How to minimise your personal risk when using Location Based Services
There are a couple of actions we can take to mitigate the risk of betraying our location, and everybody should at least be aware of them.
1. Use a VPN
Firstly, if you use your smartphone or laptop on the move, and you are exposed to sites that use LBS, it’s vital to have a Virtual Private Network (VPN) on your device.
VPNs encrypt the data you send and route your traffic through servers located halfway around the world. So as far as external observers are concerned, your “location” isn’t where you actually are.
In some cases, using a VPN will actually stop location detectors working – which could make sites unusable. If so, there’s a good chance these sites aren’t configured with privacy in mind. And you should be able to change your privacy settings on those sites to deny permissions in any case. But be aware that when you use a VPN, some apps may malfunction.
2. Get smart about granting permissions
The only way location based services have been able to grow so quickly is by obscuring the way they work. In almost every case, individuals must grant permission to websites or apps to detect and transmit their location. But the way this is done can be hard to discern. Additionally, sites aren’t always transparent about how far these permissions reach.
This means that it’s often necessary to audit your permissions to make sure you haven’t granted away huge amounts of data.

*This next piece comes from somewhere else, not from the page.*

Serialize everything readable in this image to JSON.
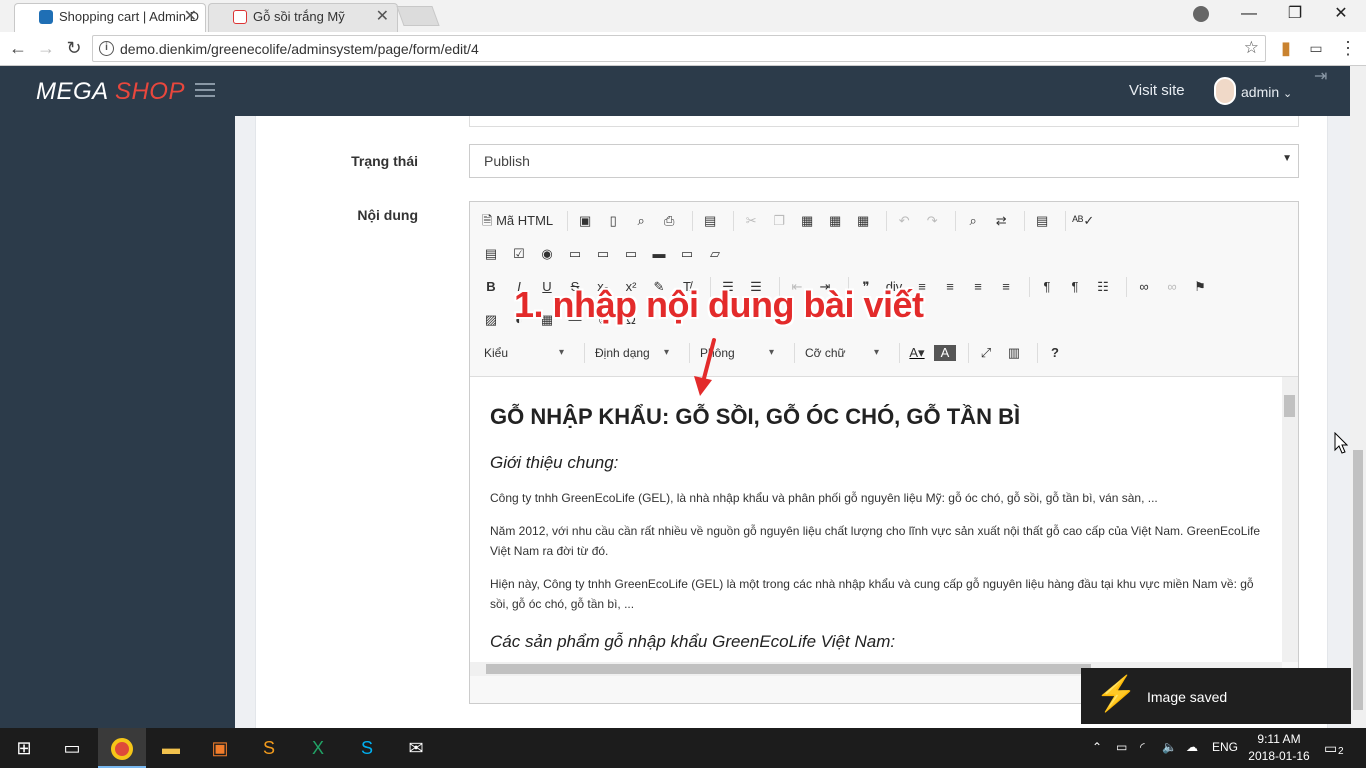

On Android phones, this is fairly simple. Head to Apps, choose each individual app, and press the Permissions button. You should see whether the app uses location-based services, and you may be surprised at how many do so.
On iPhones, the process is similar. Just head to the Settings menu, choose General, and then Restrictions. Now choose Enable restrictions, and you’ll be able to alter the permissions granted to various apps.
If you’re using web browsers, double check that they are set to request when you grant location data. Chrome and Firefox definitely provide this kind of alert, and you should be told when websites want to know where you are.
Don’t let your data maps become public knowledge
There’s no doubt that location-based services are useful – even game-changing for some industries. But they also come with risks and downsides. If you want to avoid leaking your location data indiscriminately, adding a good VPN to your toolkit is a good start. And managing your app permissions is a sensible second step.
But above all, just be aware that if you’re not careful, the whole world will know your most intimate details. And as we’ve seen, that’s a situation full of potential dangers.